Jim's a lovely chap, and top notch on classical music and rare British birds, but... well, let's not be too brutal. As for the ceaseless tutting, sighing and groaning while the interviewee is being impertinent enough to talk, less of the weltschmertz, Jim, please. It's a radio interview, love. It's not Strindberg.

* OVER ON Radio Five Live, meanwhile, Victoria Derbyshire's morning show is more richly entertaining than ever. Indeed, one topic last week rivalled my all-time favourite "Is it ever right to sack someone for something done away from the workplace?" as the most challenging in phone-in history. "Should all foreigners who commit a crime be sent home?" asked Victoria, ushering in a stream of calls possibly better suited to commercial radio. ("If I say a word like 'golliwog' or do monkey chants at Blackburn Rovers I'll get locked up," as one gentleman put it. "England, wake up!") Having pondered the matter without pause for several days, I still can't make my mind up. Suppose a Canadian national is caught on camera doing 34mph in a 30mph zone, or a visitor from Soweto overheard by a plain clothes policeman praising Mandela's role within the ANC, thereby glorifying terrorism. Should such people be deported? It's simply too exquisitely well balanced for a decision either way.
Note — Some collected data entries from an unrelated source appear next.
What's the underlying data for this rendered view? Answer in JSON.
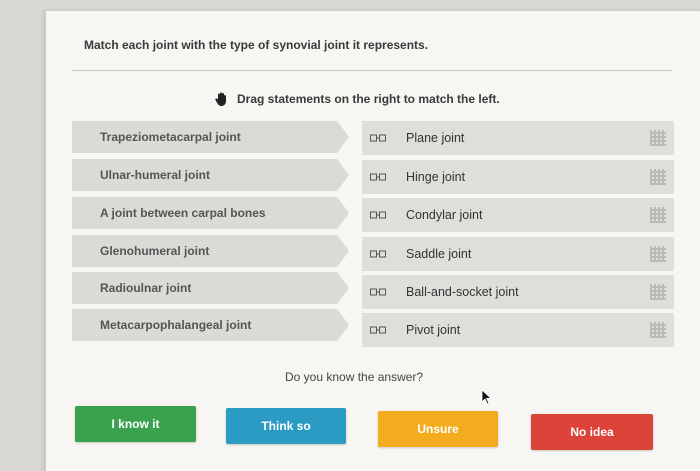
{
  "question": "Match each joint with the type of synovial joint it represents.",
  "instruction": "Drag statements on the right to match the left.",
  "left_items": [
    "Trapeziometacarpal joint",
    "Ulnar-humeral joint",
    "A joint between carpal bones",
    "Glenohumeral joint",
    "Radioulnar joint",
    "Metacarpophalangeal joint"
  ],
  "right_items": [
    "Plane joint",
    "Hinge joint",
    "Condylar joint",
    "Saddle joint",
    "Ball-and-socket joint",
    "Pivot joint"
  ],
  "prompt": "Do you know the answer?",
  "buttons": {
    "know": "I know it",
    "think": "Think so",
    "unsure": "Unsure",
    "no_idea": "No idea"
  },
  "colors": {
    "know": "#3aa14f",
    "think": "#2c9bc4",
    "unsure": "#f2ac1e",
    "no_idea": "#dd4338"
  },
  "icons": {
    "instruction": "hand-icon",
    "pair": "link-icon",
    "drag": "grip-icon"
  }
}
* HOW BRACING to find Carol Vorderman turning to lawyers over the campaign to pressure her into giving up a contract to advertise Barclays-owned loan consolidation firm FirstPlus. Tonight, BBC1's Real Story will review cases of the already financially stretched whom Carol has encouraged to "splash out a bit" with a new loan on the inarguable grounds that "life is for living", so we'll wait to see the evidence before risking the libel suit. Even so, in an age when crushing debt is so common and bankruptcy such a painless escape route from it, it's lovely to see her embracing the time-honoured epicurean catchphrase carpe diem. In fact, I find this the most touching TV ad campaign since Esther Rantzen - herself a huge fan of the ode, of course, albeit those of Cyril Fletcher rather than Horace - took to the screen to advise victims of accidents to work to do what Carol is doing now, and seek legal advice.

* NOW THAT the England football coach's job is finally sorted, it cannot be long before Jonathan Pearce issues that long-awaited public apology for misinforming Grandstand viewers that Alan Curbishley would be appointed to the post. In fact I may well have missed it. If so, perhaps someone would e-mail the reference.